Azerbaijan, Baku, Sept. 4 / Trend /
Transfer of Safarov and his subsequent pardon were made in accordance with the Constitution and other legislative acts of the Republic of Azerbaijan, in accordance with international obligations, as well as provisions of the Convention of the Council of Europe on the Transfer of Sentenced Persons of 1983, in particular article 12, which states that "each Party may grant pardon, amnesty or commutation of the sentence in accordance with its Constitution or other laws," the statement by Azerbaijani Deputy Foreign Minister Khalaf Khalafov said.
He said that unfortunately, Azerbaijani has to deal with the opportunistic approach to a matter regulated directly in the legal field.
"In this regard, attempts of Mr. Nikolai Bordyuzha and others to politicize this issue serve far-reaching plans to cover up the real serious consequences of aggression and egregious crimes committed by Armenia with the support of external forces. Everybody knows that the main reason for the continuing tension in the region is continuing to this day aggression of Armenia against Azerbaijan, which resulted in the occupation of the territory of Azerbaijan, the expulsion of over a million people from their homes, ethnic cleansing, and many serious crimes which went unpunished. It is these crimes that the roots of human tragedies of thousands of ordinary citizens who have lost loved ones, who remained overnight without property and shelter, one of whom was Safarov, should be looked for in," the deputy minister said.
It should also be noted that the double standards and such statements promote aggression, stir up hatred and prevent a peaceful settlement of the Armenian-Azerbaijani conflict, Khalafov said.
Azerbaijani officer Ramil Safarov, who was convicted in Hungary, returned on Friday to Azerbaijan.
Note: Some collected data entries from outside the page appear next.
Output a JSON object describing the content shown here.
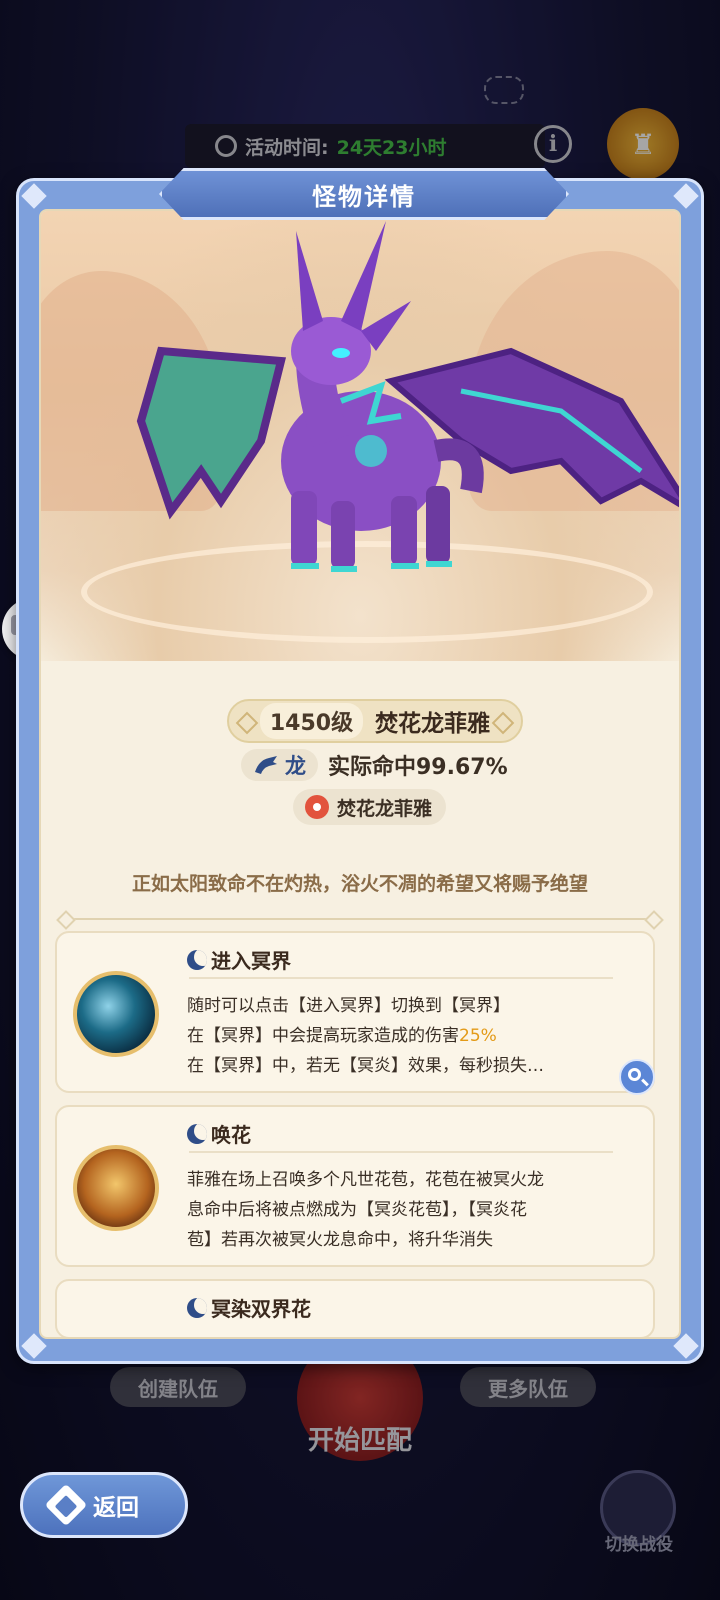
{
  "background": {
    "activity_label": "活动时间:",
    "activity_value": "24天23小时",
    "create_team": "创建队伍",
    "more_teams": "更多队伍",
    "start_match": "开始匹配",
    "switch_battle": "切换战役"
  },
  "modal": {
    "title": "怪物详情"
  },
  "monster": {
    "level": "1450级",
    "name": "焚花龙菲雅",
    "type": "龙",
    "hit_rate": "实际命中99.67%",
    "location": "焚花龙菲雅",
    "flavor": "正如太阳致命不在灼热，浴火不凋的希望又将赐予绝望"
  },
  "skills": [
    {
      "name": "进入冥界",
      "line1": "随时可以点击【进入冥界】切换到【冥界】",
      "line2_pre": "在【冥界】中会提高玩家造成的伤害",
      "line2_hl": "25%",
      "line3": "在【冥界】中，若无【冥炎】效果，每秒损失…"
    },
    {
      "name": "唤花",
      "line1": "菲雅在场上召唤多个凡世花苞，花苞在被冥火龙",
      "line2": "息命中后将被点燃成为【冥炎花苞】，【冥炎花",
      "line3": "苞】若再次被冥火龙息命中，将升华消失"
    },
    {
      "name": "冥染双界花"
    }
  ],
  "back_button": "返回",
  "colors": {
    "frame_blue": "#7ea0dc",
    "panel_cream": "#f7f0e1",
    "highlight": "#e39a17",
    "timer_green": "#47c14a"
  }
}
The same day, under an order of the head of state, he was pardoned.
Earlier on Saturday U.S. President Barack Obama expressed "deep concern" about the fact of pardon of Azerbaijani officer Ramil Safarov.
The conflict between the two South Caucasus countries began in 1988 when Armenia made territorial claims against Azerbaijan. Armenian armed forces have occupied 20 per cent of
Azerbaijan since 1992, including the Nagorno-Karabakh region and seven surrounding districts.
Azerbaijan and Armenia signed a ceasefire agreement in 1994. The co-chairs of the OSCE Minsk Group - Russia, France and the U.S. - are currently holding peace negotiations.
Armenia has not yet implemented the U.N. Security Council's four resolutions on the liberation of the Nagorno-Karabakh and the surrounding regions.